Even B-tier (and still extremely recent) examples like 168澳洲幸运5开奖网:Detective Pikachu, 168澳洲幸运5开奖网:Uncharted, and Werewolves Within loosely adapt the ideas and images of the game. There still is not a great video game adaptation that takes the true essence of the video game - its story, characters, and themes - and seeks to recreate them. Our response to 𒆙being reminded of this seems to be to scream “Video games are like so totally art mom! You just don’t get it!! Sonic the Hedgehog 2 grossed over $400 million!!!”, and this comes back to my core plea - I want us to beꦐ normal.

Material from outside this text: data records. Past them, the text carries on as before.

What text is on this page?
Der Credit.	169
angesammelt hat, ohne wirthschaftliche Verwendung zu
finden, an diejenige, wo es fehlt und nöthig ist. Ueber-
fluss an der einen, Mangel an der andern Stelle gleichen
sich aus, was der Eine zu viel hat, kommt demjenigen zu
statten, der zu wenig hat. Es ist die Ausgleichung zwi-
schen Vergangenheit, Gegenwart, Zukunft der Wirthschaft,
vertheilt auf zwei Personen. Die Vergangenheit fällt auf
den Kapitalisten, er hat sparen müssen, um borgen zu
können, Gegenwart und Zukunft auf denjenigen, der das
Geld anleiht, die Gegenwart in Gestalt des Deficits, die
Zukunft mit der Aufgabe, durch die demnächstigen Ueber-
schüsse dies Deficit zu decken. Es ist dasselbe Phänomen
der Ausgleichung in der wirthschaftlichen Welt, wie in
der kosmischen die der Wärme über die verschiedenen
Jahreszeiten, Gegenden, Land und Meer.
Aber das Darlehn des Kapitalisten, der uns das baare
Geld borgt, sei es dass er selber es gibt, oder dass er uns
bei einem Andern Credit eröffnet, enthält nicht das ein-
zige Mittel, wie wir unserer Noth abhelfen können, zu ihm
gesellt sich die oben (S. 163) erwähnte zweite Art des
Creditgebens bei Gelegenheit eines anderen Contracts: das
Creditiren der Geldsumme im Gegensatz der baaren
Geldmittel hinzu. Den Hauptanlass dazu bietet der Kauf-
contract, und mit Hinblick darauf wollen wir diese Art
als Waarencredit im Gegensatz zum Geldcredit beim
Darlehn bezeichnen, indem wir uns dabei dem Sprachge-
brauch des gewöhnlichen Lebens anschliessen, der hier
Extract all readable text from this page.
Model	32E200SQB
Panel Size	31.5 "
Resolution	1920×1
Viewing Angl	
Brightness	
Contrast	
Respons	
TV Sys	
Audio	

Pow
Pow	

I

I have gone back and forth on The Last of Us being adapted for TV. I too suffer from an inability to be normal - I am frequently irritated by the way TLOU is discussed, and initially did not want the ꦕshow to exist. However, in recent months I have come to see the value of it. In thinking of it like a𒅌 book adaptation, I am curious to see how it translates to television, even if I think the game tries too hard to walk like a TV show and quack like a TV show to begin with.
But It’s highly likely that some friends and family members of mine who do not engage with video games willꦬ watch the show, and it may well be the closest they will come to engaging with the main medium of my work. I do not care if it’s good, nor whether they like it. I do not define my self worth by whether other people like video games. But I do want us to be normal. I want those people to be able to talk about the show like any other TV show. No needless hyperbole, no toxic bile, no declarations about art. Just please, for once, be normal.